We used the conditional fragmentation model to describe the fragmentation and stability of MPs13. This model can be defined as follows:

$$f\left(x\right)=1-{e}^{-\lambda {x}^{\alpha }}(x\ge 0)$$
(5)
$${x}_{0}={\lambda }^{-1/\alpha }$$
(6)

where x is the size of the MPs, λ determines the range of MP sizes, and α depicts the fragmentation pattern. A higher value of λ indicates a higher degree of MP fragmentation, and a higher α value manifests a higher stability and a lower possibility of further fragmentation of MPs.

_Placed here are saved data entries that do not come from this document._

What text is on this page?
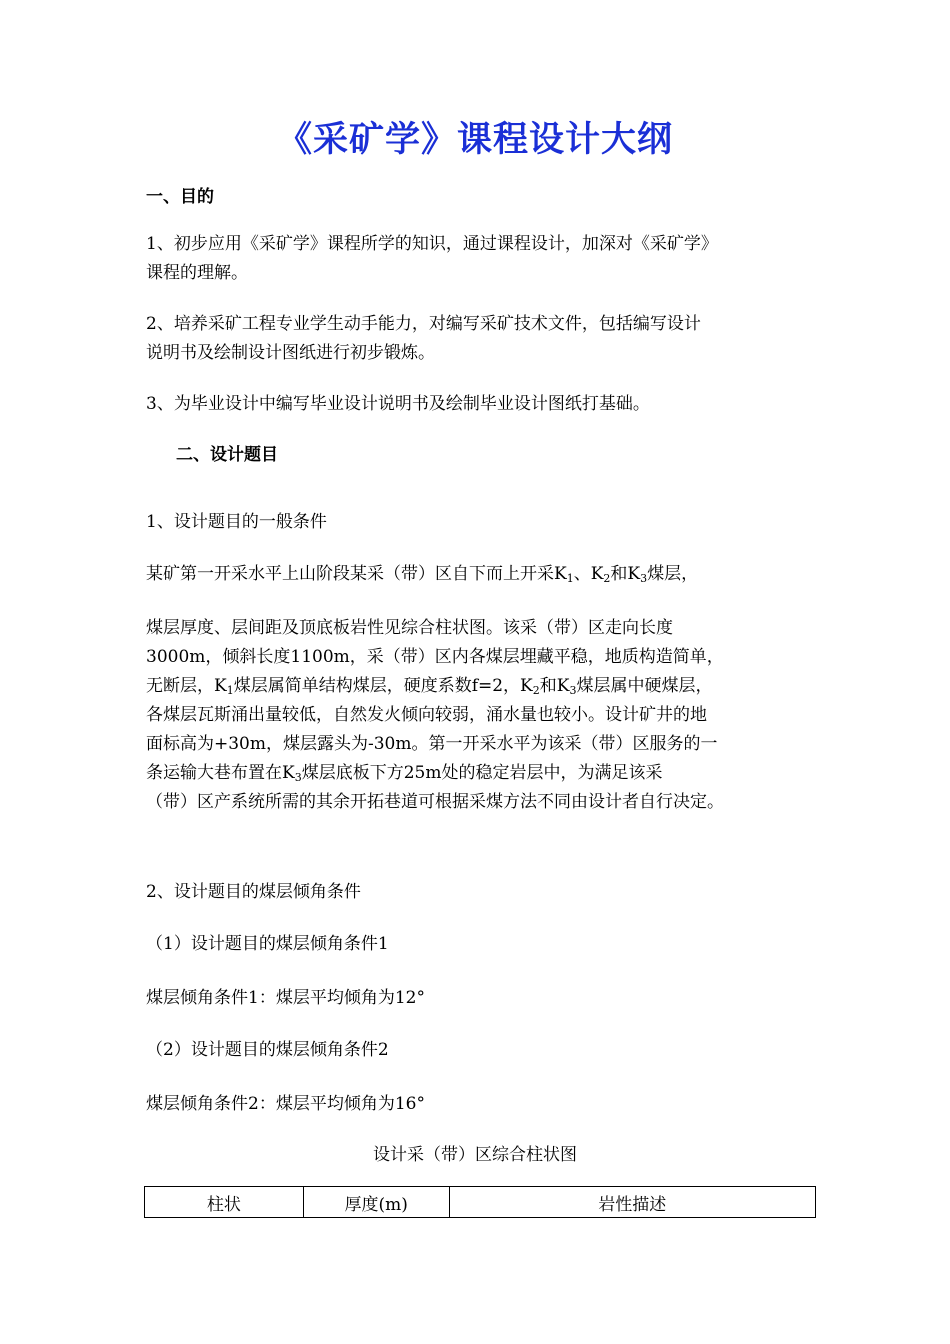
《采矿学》课程设计大纲
一、目的
1、初步应用《采矿学》课程所学的知识，通过课程设计，加深对《采矿学》
课程的理解。
2、培养采矿工程专业学生动手能力，对编写采矿技术文件，包括编写设计
说明书及绘制设计图纸进行初步锻炼。
3、为毕业设计中编写毕业设计说明书及绘制毕业设计图纸打基础。
二、设计题目
1、设计题目的一般条件
某矿第一开采水平上山阶段某采（带）区自下而上开采$K_1$、$K_2$和$K_3$煤层，
煤层厚度、层间距及顶底板岩性见综合柱状图。该采（带）区走向长度
3000m，倾斜长度1100m，采（带）区内各煤层埋藏平稳，地质构造简单，
无断层，$K_1$煤层属简单结构煤层，硬度系数f=2，$K_2$和$K_3$煤层属中硬煤层，
各煤层瓦斯涌出量较低，自然发火倾向较弱，涌水量也较小。设计矿井的地
面标高为+30m，煤层露头为-30m。第一开采水平为该采（带）区服务的一
条运输大巷布置在$K_3$煤层底板下方25m处的稳定岩层中，为满足该采
（带）区产系统所需的其余开拓巷道可根据采煤方法不同由设计者自行决定。
2、设计题目的煤层倾角条件
（1）设计题目的煤层倾角条件1
煤层倾角条件1：煤层平均倾角为12°
（2）设计题目的煤层倾角条件2
煤层倾角条件2：煤层平均倾角为16°
设计采（带）区综合柱状图
柱状	厚度(m)	岩性描述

According to the aging rate (λαxα−1), if α > 1, the probability of MPs fragmentation would increase with larger MP sizes. Conversely, if α < 1, smaller MPs will be more inclined to downsize further than larger MPs. x0 is the characteristic particle size. When x = x0, it can be defined as the size at which 63.2%, and the particles are smaller. Detailed derivation on the model is provided in the Supplementary Note 1.

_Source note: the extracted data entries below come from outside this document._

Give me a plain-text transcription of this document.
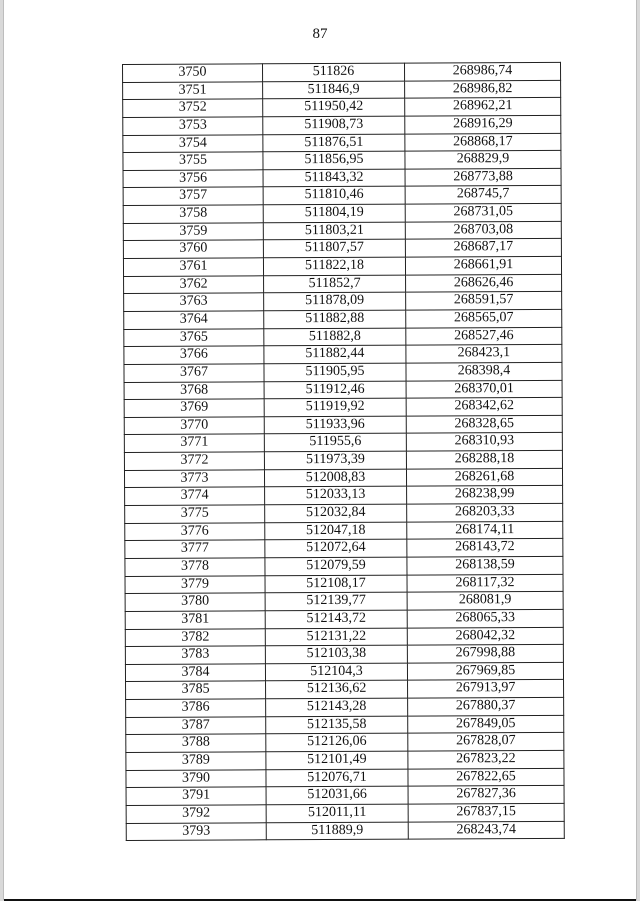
87
3750	511826	268986,74
3751	511846,9	268986,82
3752	511950,42	268962,21
3753	511908,73	268916,29
3754	511876,51	268868,17
3755	511856,95	268829,9
3756	511843,32	268773,88
3757	511810,46	268745,7
3758	511804,19	268731,05
3759	511803,21	268703,08
3760	511807,57	268687,17
3761	511822,18	268661,91
3762	511852,7	268626,46
3763	511878,09	268591,57
3764	511882,88	268565,07
3765	511882,8	268527,46
3766	511882,44	268423,1
3767	511905,95	268398,4
3768	511912,46	268370,01
3769	511919,92	268342,62
3770	511933,96	268328,65
3771	511955,6	268310,93
3772	511973,39	268288,18
3773	512008,83	268261,68
3774	512033,13	268238,99
3775	512032,84	268203,33
3776	512047,18	268174,11
3777	512072,64	268143,72
3778	512079,59	268138,59
3779	512108,17	268117,32
3780	512139,77	268081,9
3781	512143,72	268065,33
3782	512131,22	268042,32
3783	512103,38	267998,88
3784	512104,3	267969,85
3785	512136,62	267913,97
3786	512143,28	267880,37
3787	512135,58	267849,05
3788	512126,06	267828,07
3789	512101,49	267823,22
3790	512076,71	267822,65
3791	512031,66	267827,36
3792	512011,11	267837,15
3793	511889,9	268243,74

Pollution risk assessments

The MPs pollution risk index (PRI) was calculated according to a previous study56. The pollution load index (PLI)57 and the toxicity risks of polymers (H) of the MPs were used in the calculations. The PLI, H, and PRI were determined using the following formulas:

$$PL{I}_{i}=\frac{{C}_{i}}{{C}_{0}}$$
(7)
$$PL{I}_{{\rm{zone}}}=\root{\rm{n}}\of{PL{I}_{1}\times PL{I}_{2}\times PL{I}_{3}\times \cdot \cdot \cdot \times PL{I}_{{\rm{n}}}}$$
(8)
$${H}_{i}=\mathop{\sum }\limits_{j=1}^{m}({P}_{ji}\times {S}_{j})$$
(9)
$${H}_{{\rm{zone}}}=\root{\rm{n}}\of{{H}_{1}\times {H}_{2}\times {H}_{3}\times \cdot \cdot \cdot \times {H}_{{\rm{n}}}}$$
(10)
$$PR{I}_{i}={H}_{i}\times PL{I}_{i}$$
(11)
$$PR{I}_{{\rm{zone}}}=\root{\rm{n}}\of{PR{I}_{1}\times PR{I}_{2}\times PR{I}_{3}\times \cdot \cdot \cdot \times PR{I}_{{\rm{n}}}}$$
(12)

where i represents a sampling site, n is the number of sampling sites in water bodies, Ci is the abundance of MPs at site i, and C0 is the baseline abundance of MPs. We chose the predicted no effect concentration (6650 items·m−3) as C0 in this study58. j represents a polymer type, m is the number of identified polymer types, Pji is the percentage of polymer j identified at site i, and Sj is the risk score for each detected polymer. The detected polymers and their score values were PE (11), PP (1), PET (4), PS (30), PA (47), EVA (9), PTFE (1), PMMA (1021), and PVC (10,001), respectively59. PLIi, Hi, and PRIi represent the indices calculated at site i, and PLIzone, Hzone, and PRIzone are the risks of the entire water body. The categories of PLI, H, and PRI are listed in Supplementary Table 2.

Data analysis

A one-way analysis of variance (ANOVA) was applied to determine significant differences using SPSS 19, and we assumed a significant difference when the p value < 0.05. The conditional fragmentation model was performed by SigmaPlot 14.0. The figures were created through ArcGIS 10.6 and Origin 2021. We used principal coordinate analysis (PCoA) to examine the polymer types in each water body, and the plots were run using Bray‒Curtis distance.